Танеев - страница 14

стр.

Во время урока он или расхаживал по комнате, или подсаживался к другому роялю, подыгрывал, останавливал ученика, заставляя подражать себе… И когда он требовал от ученика, чтобы тот «был хорошей обезьянкой», задача была не из легких! Естественно, они пытались ему подражать. Однако превыше всего он ценил в каждом ученике фантазию, индивидуальность.

Удовлетворить Николая Григорьевича, «поладить с ним», удавалось немногим и то лишь изредка. Но ни суровость, ни вспышки неистового гнева, ни холодные сарказмы — ничто не могло погасить в них огонь обожания к учителю, кого они между собой звали нежным именем «Николаша». Они ведь знали, что вся жизнь его до последней капли, до последнего вздоха принадлежит им.

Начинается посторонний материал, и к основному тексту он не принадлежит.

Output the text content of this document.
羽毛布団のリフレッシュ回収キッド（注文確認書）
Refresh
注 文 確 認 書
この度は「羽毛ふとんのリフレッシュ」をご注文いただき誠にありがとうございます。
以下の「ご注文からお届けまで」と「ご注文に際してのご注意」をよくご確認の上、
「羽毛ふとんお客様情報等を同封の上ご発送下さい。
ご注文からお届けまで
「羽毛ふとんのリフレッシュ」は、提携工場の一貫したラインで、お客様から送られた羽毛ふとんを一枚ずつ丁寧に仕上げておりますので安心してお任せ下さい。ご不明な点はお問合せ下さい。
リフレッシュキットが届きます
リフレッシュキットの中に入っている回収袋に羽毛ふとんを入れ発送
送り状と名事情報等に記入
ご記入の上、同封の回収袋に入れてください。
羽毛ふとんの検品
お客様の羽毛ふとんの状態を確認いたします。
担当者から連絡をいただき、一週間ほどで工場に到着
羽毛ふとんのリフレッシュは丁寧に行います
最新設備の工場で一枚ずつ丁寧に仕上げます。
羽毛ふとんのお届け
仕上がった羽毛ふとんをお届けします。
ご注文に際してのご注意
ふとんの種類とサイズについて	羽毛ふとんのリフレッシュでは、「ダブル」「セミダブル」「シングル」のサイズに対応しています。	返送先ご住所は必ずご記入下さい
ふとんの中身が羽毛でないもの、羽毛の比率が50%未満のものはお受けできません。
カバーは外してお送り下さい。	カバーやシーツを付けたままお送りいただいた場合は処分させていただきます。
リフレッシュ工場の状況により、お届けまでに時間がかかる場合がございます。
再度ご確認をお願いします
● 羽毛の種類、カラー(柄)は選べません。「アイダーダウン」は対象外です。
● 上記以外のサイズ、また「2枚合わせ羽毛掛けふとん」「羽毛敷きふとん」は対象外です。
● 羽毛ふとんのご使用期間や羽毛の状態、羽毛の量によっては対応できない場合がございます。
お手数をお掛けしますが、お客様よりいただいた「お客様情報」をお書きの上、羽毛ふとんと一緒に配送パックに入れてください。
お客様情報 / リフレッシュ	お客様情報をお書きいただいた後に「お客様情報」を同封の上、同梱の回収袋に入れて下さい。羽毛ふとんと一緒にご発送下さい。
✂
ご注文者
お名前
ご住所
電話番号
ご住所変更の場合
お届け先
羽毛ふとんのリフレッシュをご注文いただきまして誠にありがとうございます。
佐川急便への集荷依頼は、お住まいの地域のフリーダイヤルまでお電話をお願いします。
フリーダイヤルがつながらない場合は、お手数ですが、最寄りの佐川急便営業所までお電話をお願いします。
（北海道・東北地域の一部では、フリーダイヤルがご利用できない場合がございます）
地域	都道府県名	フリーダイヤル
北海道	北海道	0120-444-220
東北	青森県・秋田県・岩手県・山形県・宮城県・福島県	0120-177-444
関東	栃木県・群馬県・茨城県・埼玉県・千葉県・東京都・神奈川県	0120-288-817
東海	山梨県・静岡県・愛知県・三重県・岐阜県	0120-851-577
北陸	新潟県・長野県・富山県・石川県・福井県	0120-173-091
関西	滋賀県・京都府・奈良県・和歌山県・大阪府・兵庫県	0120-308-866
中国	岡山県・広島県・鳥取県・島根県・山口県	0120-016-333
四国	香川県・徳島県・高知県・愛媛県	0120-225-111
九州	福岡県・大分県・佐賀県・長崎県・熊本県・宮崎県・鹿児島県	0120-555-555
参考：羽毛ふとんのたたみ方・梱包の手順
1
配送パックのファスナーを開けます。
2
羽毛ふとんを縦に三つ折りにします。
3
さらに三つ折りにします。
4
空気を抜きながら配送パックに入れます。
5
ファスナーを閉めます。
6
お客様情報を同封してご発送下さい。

Талантливая ученица Рубинштейна Александра Зограф-Дулова однажды, искоса взглянув на учителя, вдруг со страхом заметила, что Николай Григорьевич стоит рядом с ней у рояля, делая рукой какие-то странные пассы, похожие на движения шарманщика.

Вспыхнув до корней волос, ученица уронила руки.

— И будете шарманкой до скончания века, если будете обращать внимание на техническую отделку. Смотрите, я сейчас буду мазать, ну, черт возьми, пусть и смажу, но спать за роялем или бисер нанизывать не буду! Пустите!..

Сев за рояль, он открыл ошеломленным слушателям в хорошо знакомой им пьесе что-то настолько новое, от чего они буквально онемели.

— У меня так не выйдет… — упавшим голосом пробормотала ученица.

— Что-о? — загремел учитель. — Не смеет не выйти! Сейчас же повторить, как я показал.

И вышло!

От учеников Николай Григорьевич добивался глубокого постижения структуры музыкального языка композиции. В своих объяснениях он не прибегал, как это делал его старший брат, к словесным образам, а требовал проникновения в образы музыкальные как таковые. «Как будила музыкальную жизнь каждая сделанная им поправка! — вспоминал впоследствии Александр Зилоти. — Как возбуждала фантазию всякая сыгранная им фраза!»

На этих уроках Сережа Танеев незаметным для себя образом приобретал первые навыки будущего мастера-педагога.

Настойчиво, исподволь Рубинштейн выдвигал своих учеников на концертную эстраду.

Изо дня в день Сережа ощущал на себе внимательный li задумчивый взгляд учителя, его несколько суровую, лишенную сентиментальности нежность и заботу. «Танеев, — сказал однажды Николай Григорьевич Рубинштейн, — принадлежит к числу весьма немногих избранных, он будет великолепный пианист и прекрасный композитор».

По поводу исполненного Танеевым концерта Брамса выступил Чайковский на страницах газеты «Русские ведомости»: «г. Танеев, — писал он, — удивил всех тою зрелостью понимания, самообладанием, спокойной объективностью в передаче идеи исполняемого, которые просто немыслимы в таком юном артисте… Если г. Танеев будет всегда находить ту нравственную поддержку, которая потребна для дальнейшего развития его крупного дарования, то ему можно предсказать самую блестящую будущность».

В игре Танеева современники отмечали ясное и строгое ощущение формы, сочетавшееся с широкой фресковой манерой воплощения замысла в духе Антона и Николая Рубинштейнов.

В полушутливых письмах Танеева к любимому им семейству Масловых сохранились любопытные мелочи, предшествовавшие концерту.

На генеральной репетиции «Николай Григорьевич был мною очень доволен, сказал, что я прелесть во всех отношениях…

…После первой пьесы за мной пришел Николай Григорьевич. Он меня почему-то перекрестил, потом взял за голову, поцеловал три раза и сказал: «Ну, душа моя, идите!..«…Успех был огромный. Меня вызывали множество раз, и Николая Григорьевича вместе со мной. После концерта ужинали все мы у Юргенсона…»

День именин Николая Григорьевича в декабре консерваторцы из года в год отмечали как своего рода «престольный праздник». В 1874 году к этому случаю была сочинена торжественная кантата на текст Самарина с музыкой Сергея Танеева («Слова преглупейшие», — отметил в дневнике композитор).

Честь и слава директору нашему — слава!..

И так далее.

Прослушав кантату, виновник торжества похвалил музыку, но слова признал лишними.

— Вы бы еще, — заметил он с лукавой усмешкой, — добавили: «…на Никитской в доме князя Воронцова — слава!»